取得価額が不明の場合:売却価額の5%を取得価額とみなします(税負担が大幅増)。
確定申告:課税所得(控除後)が発生し、他の所得と合わせて申告が必要な場合に行います。買取業者は売却額200万円超などで「支払調書」を税務署に提出するため、申告漏れは指摘されやすいです。
- 例外:
- 営利目的の継続売買 → 雑所得または事業所得(長期半額の優遇なし、損失の通算範囲も狭い)。
- 金投資口座などの紙取引 → 源泉分離課税(一律20.315%)で申告不要。
損失:他の譲渡所得と損益通算可能ですが、給与所得などとは通算できません。
3. 相続・贈与時の税金
- 相続税:死亡日の小売市場価格(時価)で評価され、相続財産に含まれます。基礎控除(3,000万円+600万円×法定相続人数)を超える場合に課税。

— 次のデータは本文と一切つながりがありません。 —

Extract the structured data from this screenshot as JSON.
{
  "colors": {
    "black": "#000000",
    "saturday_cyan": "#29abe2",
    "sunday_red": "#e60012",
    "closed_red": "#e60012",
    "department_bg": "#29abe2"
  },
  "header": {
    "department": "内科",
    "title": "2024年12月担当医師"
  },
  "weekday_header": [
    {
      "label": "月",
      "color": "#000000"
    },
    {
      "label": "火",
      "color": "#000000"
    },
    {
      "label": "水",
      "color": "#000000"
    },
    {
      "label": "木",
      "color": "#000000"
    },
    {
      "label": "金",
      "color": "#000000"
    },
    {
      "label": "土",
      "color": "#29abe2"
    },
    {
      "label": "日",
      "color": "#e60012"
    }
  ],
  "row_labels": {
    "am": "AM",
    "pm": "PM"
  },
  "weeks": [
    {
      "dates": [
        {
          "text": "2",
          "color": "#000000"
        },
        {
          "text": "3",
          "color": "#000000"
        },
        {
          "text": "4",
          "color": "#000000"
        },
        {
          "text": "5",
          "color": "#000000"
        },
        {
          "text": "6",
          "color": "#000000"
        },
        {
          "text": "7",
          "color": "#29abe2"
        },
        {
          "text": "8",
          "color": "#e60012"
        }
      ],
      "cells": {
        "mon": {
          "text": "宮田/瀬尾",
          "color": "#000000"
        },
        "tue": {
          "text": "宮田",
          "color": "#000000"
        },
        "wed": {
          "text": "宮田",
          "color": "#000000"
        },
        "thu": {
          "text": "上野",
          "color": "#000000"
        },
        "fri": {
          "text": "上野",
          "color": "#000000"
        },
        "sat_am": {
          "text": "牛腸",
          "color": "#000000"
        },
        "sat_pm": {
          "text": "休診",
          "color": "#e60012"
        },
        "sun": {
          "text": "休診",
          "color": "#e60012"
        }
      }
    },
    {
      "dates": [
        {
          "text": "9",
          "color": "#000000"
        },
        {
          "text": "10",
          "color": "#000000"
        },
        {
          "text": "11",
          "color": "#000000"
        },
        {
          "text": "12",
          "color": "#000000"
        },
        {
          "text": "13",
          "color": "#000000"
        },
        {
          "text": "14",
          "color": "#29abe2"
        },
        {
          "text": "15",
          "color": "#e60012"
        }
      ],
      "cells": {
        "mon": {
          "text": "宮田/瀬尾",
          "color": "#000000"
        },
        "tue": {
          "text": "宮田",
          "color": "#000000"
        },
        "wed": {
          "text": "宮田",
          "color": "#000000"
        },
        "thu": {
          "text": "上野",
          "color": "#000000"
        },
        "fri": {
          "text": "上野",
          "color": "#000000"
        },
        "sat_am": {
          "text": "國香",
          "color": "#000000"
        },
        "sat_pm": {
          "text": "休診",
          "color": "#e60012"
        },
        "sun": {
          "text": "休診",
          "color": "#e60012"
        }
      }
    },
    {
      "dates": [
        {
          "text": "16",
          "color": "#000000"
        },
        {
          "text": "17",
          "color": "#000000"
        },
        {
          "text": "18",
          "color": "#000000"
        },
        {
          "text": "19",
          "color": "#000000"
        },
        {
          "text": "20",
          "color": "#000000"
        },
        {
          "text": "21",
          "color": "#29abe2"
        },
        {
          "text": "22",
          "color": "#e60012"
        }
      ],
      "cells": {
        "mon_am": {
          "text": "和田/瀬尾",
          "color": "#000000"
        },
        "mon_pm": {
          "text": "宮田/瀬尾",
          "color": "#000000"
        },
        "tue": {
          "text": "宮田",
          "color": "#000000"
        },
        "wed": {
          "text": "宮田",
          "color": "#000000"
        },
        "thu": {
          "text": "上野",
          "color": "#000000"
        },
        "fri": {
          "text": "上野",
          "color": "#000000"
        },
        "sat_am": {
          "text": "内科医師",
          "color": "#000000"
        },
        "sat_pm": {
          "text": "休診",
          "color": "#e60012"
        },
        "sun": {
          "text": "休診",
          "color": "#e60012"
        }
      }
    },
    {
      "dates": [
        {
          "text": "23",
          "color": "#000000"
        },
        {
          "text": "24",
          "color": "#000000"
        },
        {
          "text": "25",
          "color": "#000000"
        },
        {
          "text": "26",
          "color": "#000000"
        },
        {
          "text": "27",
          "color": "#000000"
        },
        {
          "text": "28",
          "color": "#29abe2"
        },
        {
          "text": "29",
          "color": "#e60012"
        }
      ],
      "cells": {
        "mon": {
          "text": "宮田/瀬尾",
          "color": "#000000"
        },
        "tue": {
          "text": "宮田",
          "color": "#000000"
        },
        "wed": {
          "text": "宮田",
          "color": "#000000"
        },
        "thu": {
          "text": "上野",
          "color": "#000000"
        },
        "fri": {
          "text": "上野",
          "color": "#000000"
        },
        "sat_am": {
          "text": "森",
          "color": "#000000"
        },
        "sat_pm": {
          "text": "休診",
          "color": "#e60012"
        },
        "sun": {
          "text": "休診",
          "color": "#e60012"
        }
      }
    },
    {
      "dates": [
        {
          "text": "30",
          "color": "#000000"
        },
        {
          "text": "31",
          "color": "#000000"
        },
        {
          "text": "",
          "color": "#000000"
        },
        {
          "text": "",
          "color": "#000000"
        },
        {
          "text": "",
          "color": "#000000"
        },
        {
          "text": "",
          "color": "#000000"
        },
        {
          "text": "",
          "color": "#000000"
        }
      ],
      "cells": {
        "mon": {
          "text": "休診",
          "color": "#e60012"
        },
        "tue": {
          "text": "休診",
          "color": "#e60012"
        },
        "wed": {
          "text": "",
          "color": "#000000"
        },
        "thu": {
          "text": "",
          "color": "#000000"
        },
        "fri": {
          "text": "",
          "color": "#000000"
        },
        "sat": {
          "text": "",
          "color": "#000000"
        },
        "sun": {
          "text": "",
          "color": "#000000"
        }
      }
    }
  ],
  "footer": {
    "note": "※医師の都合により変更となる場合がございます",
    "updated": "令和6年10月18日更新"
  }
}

- 贈与税:贈与日の時価で評価。年間110万円の基礎控除あり(超えると累進税率で課税)。
- 保有中は固定資産税などもかかりません。
実務上の注意点(2026年現在のホットトピック)
- 金価格高騰で売却益が出やすいため、領収書・買付明細の保管が必須(取得価額証明に不可欠)。
- 5年超保有で長期譲渡にすれば税負担半減 → 売却タイミングの重要性が高まっています。
- 相続税対策として金地金を活用する場合も、評価額が時価のため価格変動リスクあり。
- 事業者(個人事業主・法人)の場合:金地金仕入れが200万円超で免税・簡易課税制度に制限がかかる特例あり。
まとめ
一般投資家の場合、「購入時の消費税負担+売却時の譲渡所得税(特に短期・高所得者ほど重い)」ことが最大の論点です。
相続・贈与は時価評価がポイント。
個別事情(所有期間、所得金額、事業性など)で取扱いが変わるため、確定申告前に税理士や国税庁相談窓口に確認を強くおすすめします。
田中貴金属などの業者サイトにも詳細Q&Aがあります。